Vozes chamam por mim, António? dizem do lado esquerdo, mas do lado esquerdo só chama a roupa de ontem que não me lembro de despir, com a garrafa que despi de vodka. Chamam mais e mais, coro de vozes que conheço, desprovidas do dono, António? António? António? António António António. Sons de preocupação. A realidade desfalece e os lábios são pressionados, caio na cama mas não caio, foi só susto, e levanto-me no quarto escuro.
Olho para o telemóvel.
10 da manhã. Mais uma aula perdida.
Às 10 da noite há jantar e bar.
Ocorre-me que não estaria a sair da cama e comer, se às 10 da noite não houvesse jantar e bar. E que não comer me fizesse bem de vez em quando, se não quero a barriga do meu tio que opina altamente sobre o estado do SNS no bar da vila às 3 da tarde.

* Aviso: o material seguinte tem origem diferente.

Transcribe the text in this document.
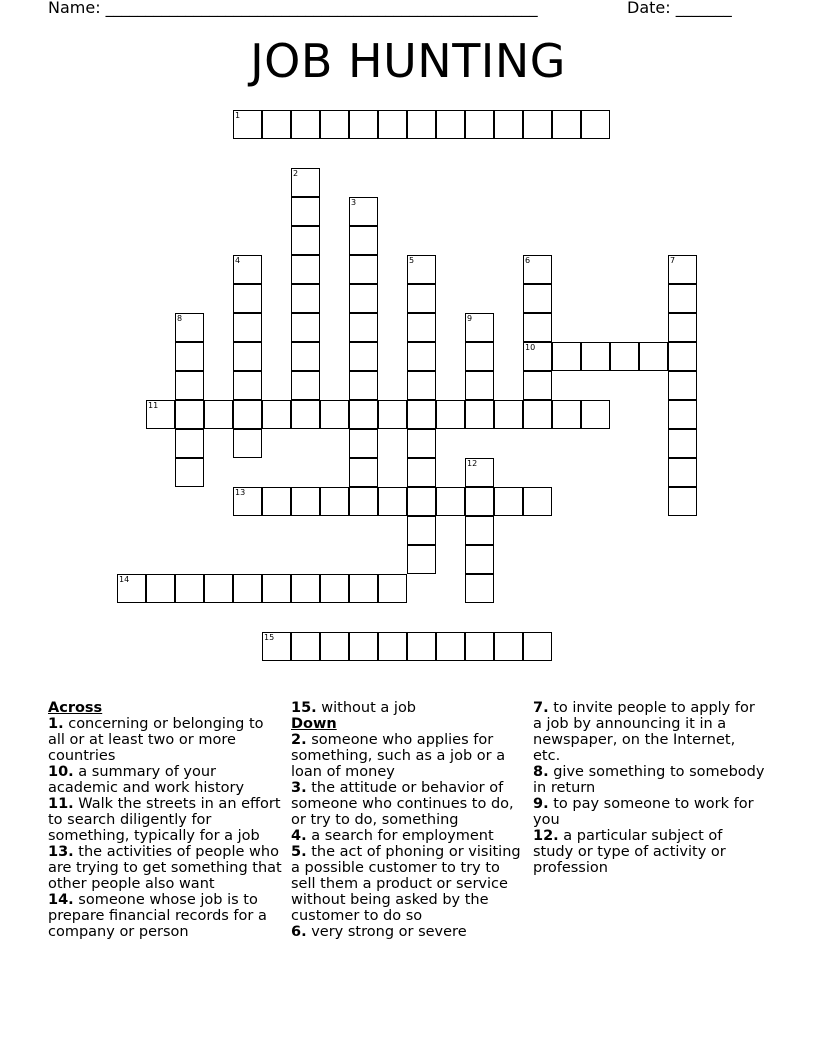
Name: ______________________________________________________	Date: _______
JOB HUNTING
1
2
3
4	5	6	7
8	9
10
11
12
13
14
15
Across
1. concerning or belonging to all or at least two or more countries
10. a summary of your academic and work history
11. Walk the streets in an effort to search diligently for something, typically for a job
13. the activities of people who are trying to get something that other people also want
14. someone whose job is to prepare financial records for a company or person
15. without a job
Down
2. someone who applies for something, such as a job or a loan of money
3. the attitude or behavior of someone who continues to do, or try to do, something
4. a search for employment
5. the act of phoning or visiting a possible customer to try to sell them a product or service without being asked by the customer to do so
6. very strong or severe
7. to invite people to apply for a job by announcing it in a newspaper, on the Internet, etc.
8. give something to somebody in return
9. to pay someone to work for you
12. a particular subject of study or type of activity or profession
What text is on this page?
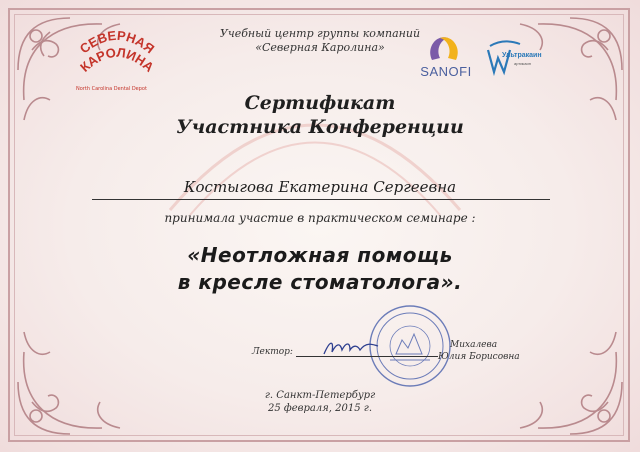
СЕВЕРНАЯ
КАРОЛИНА
North Carolina Dental Depot
Учебный центр группы компаний
«Северная Каролина»
SANOFI
Ультракаин
артикаин
Сертификат
Участника Конференции
Костыгова Екатерина Сергеевна
принимала участие в практическом семинаре :
«Неотложная помощь
в кресле стоматолога».
Лектор:
Михалева
Юлия Борисовна
г. Санкт-Петербург
25 февраля, 2015 г.
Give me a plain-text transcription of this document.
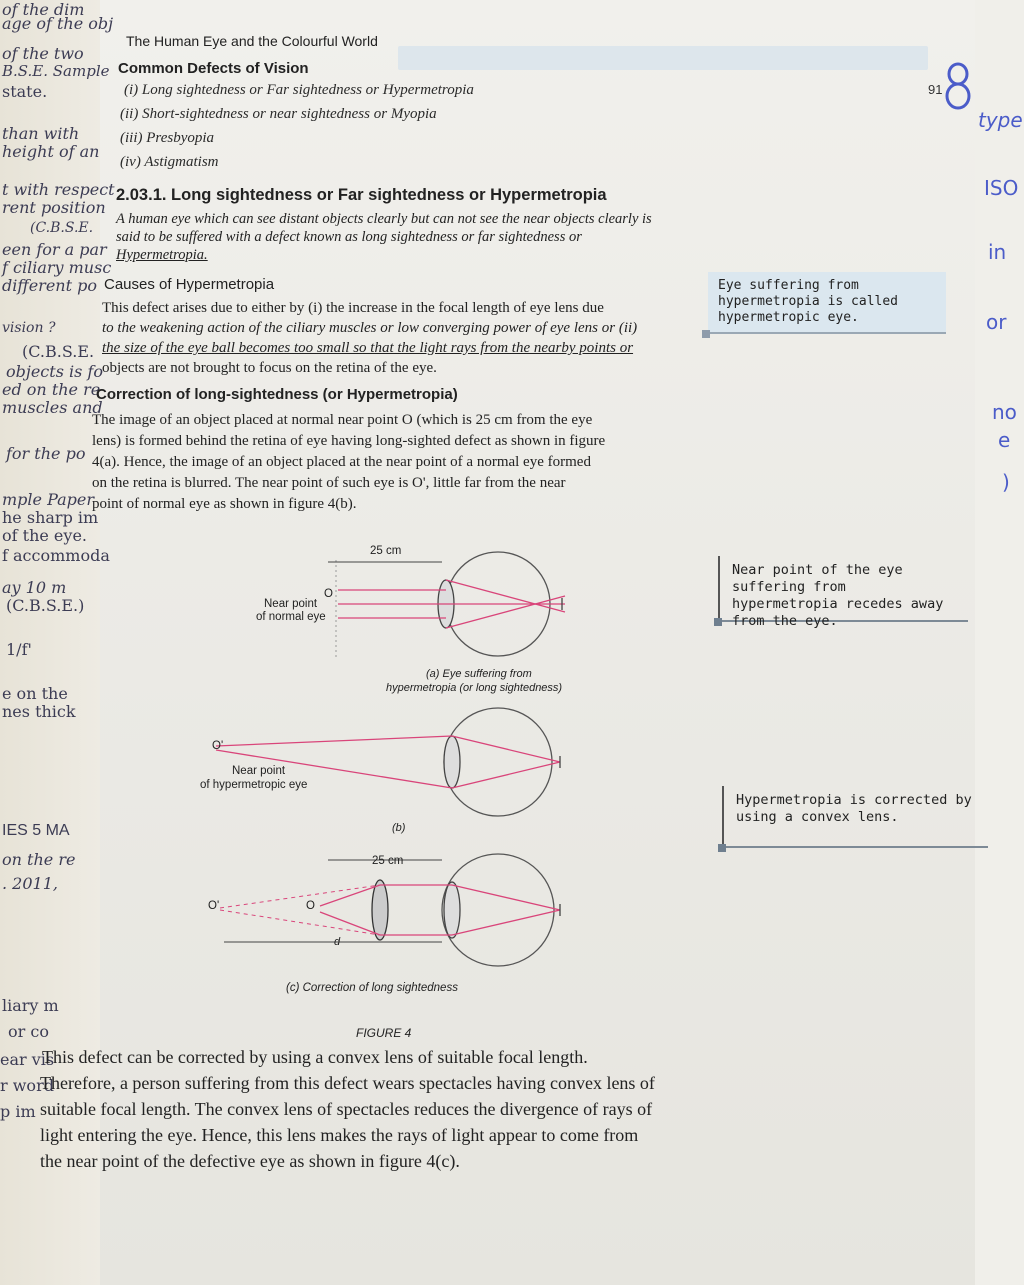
of the dim
age of the obj
of the two
B.S.E. Sample
state.
than with
height of an
t with respect
rent position
(C.B.S.E.
een for a par
f ciliary musc
different po
vision ?
(C.B.S.E.
objects is fo
ed on the re
muscles and
for the po
mple Paper
he sharp im
of the eye.
f accommoda
ay 10 m
(C.B.S.E.)
1/f'
e on the
nes thick
IES 5 MA
on the re
. 2011,
liary m
or co
ear vis
r word
p im
type
ISO
in
or
no
e
)
The Human Eye and the Colourful World
91
Common Defects of Vision
(i) Long sightedness or Far sightedness or Hypermetropia
(ii) Short-sightedness or near sightedness or Myopia
(iii) Presbyopia
(iv) Astigmatism
2.03.1. Long sightedness or Far sightedness or Hypermetropia
A human eye which can see distant objects clearly but can not see the near objects clearly is
said to be suffered with a defect known as long sightedness or far sightedness or
Hypermetropia.
Causes of Hypermetropia
This defect arises due to either by (i) the increase in the focal length of eye lens due
to the weakening action of the ciliary muscles or low converging power of eye lens or (ii)
the size of the eye ball becomes too small so that the light rays from the nearby points or
objects are not brought to focus on the retina of the eye.
Correction of long-sightedness (or Hypermetropia)
The image of an object placed at normal near point O (which is 25 cm from the eye
lens) is formed behind the retina of eye having long-sighted defect as shown in figure
4(a). Hence, the image of an object placed at the near point of a normal eye formed
on the retina is blurred. The near point of such eye is O', little far from the near
point of normal eye as shown in figure 4(b).
Eye suffering from hypermetropia is called hypermetropic eye.
Near point of the eye suffering from hypermetropia recedes away from the eye.
Hypermetropia is corrected by using a convex lens.
25 cm
O
Near point
of normal eye
(a) Eye suffering from
hypermetropia (or long sightedness)
O'
Near point
of hypermetropic eye
(b)
25 cm
O
O'
d
(c) Correction of long sightedness
FIGURE 4
This defect can be corrected by using a convex lens of suitable focal length.
Therefore, a person suffering from this defect wears spectacles having convex lens of
suitable focal length. The convex lens of spectacles reduces the divergence of rays of
light entering the eye. Hence, this lens makes the rays of light appear to come from
the near point of the defective eye as shown in figure 4(c).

E que, debaixo da cama, expirando profundamente, há quatro garrafas cheias.
Mas não faço nada com o facto, não teria piada, só tem quando há outros iguais à volta, quando hoje à noite gritarmos Vai uma saúde!, e tragarmos saúde, até alguém vomitar a um canto e entrarmos em pânico, como parteiras em pânico por estar a nascer um bebé. Brincamos sobre como somos drogados com o riso ligeiramente nervoso de que talvez seja verdade, a conta de 36 euros em copos suportada pelo facto de ter sido culpa de grupo. Piadas não a têm sem que todos a entendam. De outra forma, seria só triste. Trágico, sermos empurrados por quem foi também empurrado a juntar-se à comédia.
Mas todos sabemos a verdade: procuramos o bem e evitamos o mal.
Não nos culpo, nem me arrependo, nem nada expio.
Enquanto isto nos fizer mais feliz que miseráveis, enquanto nos ajudar a evitar este curso que nos amarra e abraça, esta cidade que nos encanta enquanto engana, é a calçada escura mas branca por que iremos cambalear.
Alguns dizem que isto não é uma vida.
Mas deixem-me dizer: também não é uma morte.